Eoin Purcell
UPDATE: Covey has signed a deal with Rosetta & Amazon making Amazon the exclusive distributor of Covey’s ebooks backlist! Pretty big news: Here’s more in the New York Times:
Amazon, maker of the popular Kindle e-reader and one of the biggest book retailers in the country, will have the exclusive rights to sell electronic editions of “The 7 Habits of Highly Effective People,” and a later work, “Principle-Centered Leadership.” Mr. Covey also plans to gradually make other e-books available exclusively to Amazon, which will promote them on its Web site.
The move promises to raise the already high anxiety level among publishers about the economics of digital publishing and could offer authors a way to earn more profits from their works than they do under the traditional system.
Mike Cane has a post on it too
Self-Publishing Talk
This morning I had a very engaging chat with a student writing a thesis on self-publishing in Ireland and comparing it to self-publishing internationally. The discussion was wide ranging (though perhaps a bit too much of me). At one point I mentioned thatin some ways traditional publishing was getting caught in the middle with the lower tiers of publishing falling into Print on Demand and self-publishing territory (as I discuss here) and the upper tiers ripe for big stars to defect to self-publishing options. I couldn’t think off hand of an example (except for an author I worked with recently who only recently revealed a plan to self publish whose name I couldn’t reveal).

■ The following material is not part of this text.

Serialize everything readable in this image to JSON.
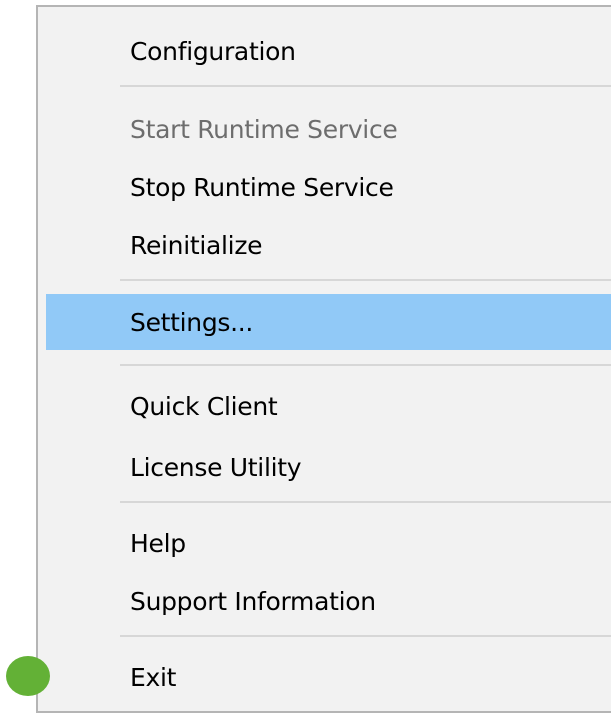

Then I came home and logged into twtetr and read this twitter comment (yes I use it compulsively: http://www.twitter.com/eoinpurcell) pushed me to this Wall Street Journal article about the plans of Stephen Covey:
Stephen R. Covey, author of “The 7 Habits of Highly Effective People,” will launch a new self-published line of short books tomorrow called the Insight Series.
You don’t get much bigger than Stephen Covey, frankly he is massive.
Authors are brands
Really they may well be the only brands publishers have unless they manage to create a sensible strategy around their own names like Tor.com, Mills & Boon and Osprey have. If they don’t act to create better partnerships with these top level authors, I believe they will loose a lot of them to self-publishing enterprises like Stephen’s effort. It is simply too lucrative a proposition for many of them.
If you ask me (and you haven’t) game is heating up. It is becoming clearer by the day that the existing models of publishing are unsustainable. Change is unavoidable. I wonder will we, as an industry, respond?
Eoin
PS: If you’d like to think some more about that Author as Brand concept, here is a nice audio piece from New Hamphsire public radio featuring Sarah Weinman on the topic. It is well worth listening to.
Great post Eoin!
Thanks Eddie!
I fully concur that publishing is at a crossroads and that it does not know which way to turn. As it mulls over the decision the speedster that is e-publishing flashes by.
I have just e-published three novels (Using Lulu as vehicle). The exercize has has proved very efficient:
1. No waste of precious time in sending manuscripts to endless publishers and agents
2. Total control of the entire process
3. Environmentally friendly – no paper used
4. Maximises return to creator of work
5. e-books instantly available to mass internet market
With the increase in popularity in Kindle and Sony readers the e-book will rapidly overtake paper as the medium of the future. e-publishing is here to stay.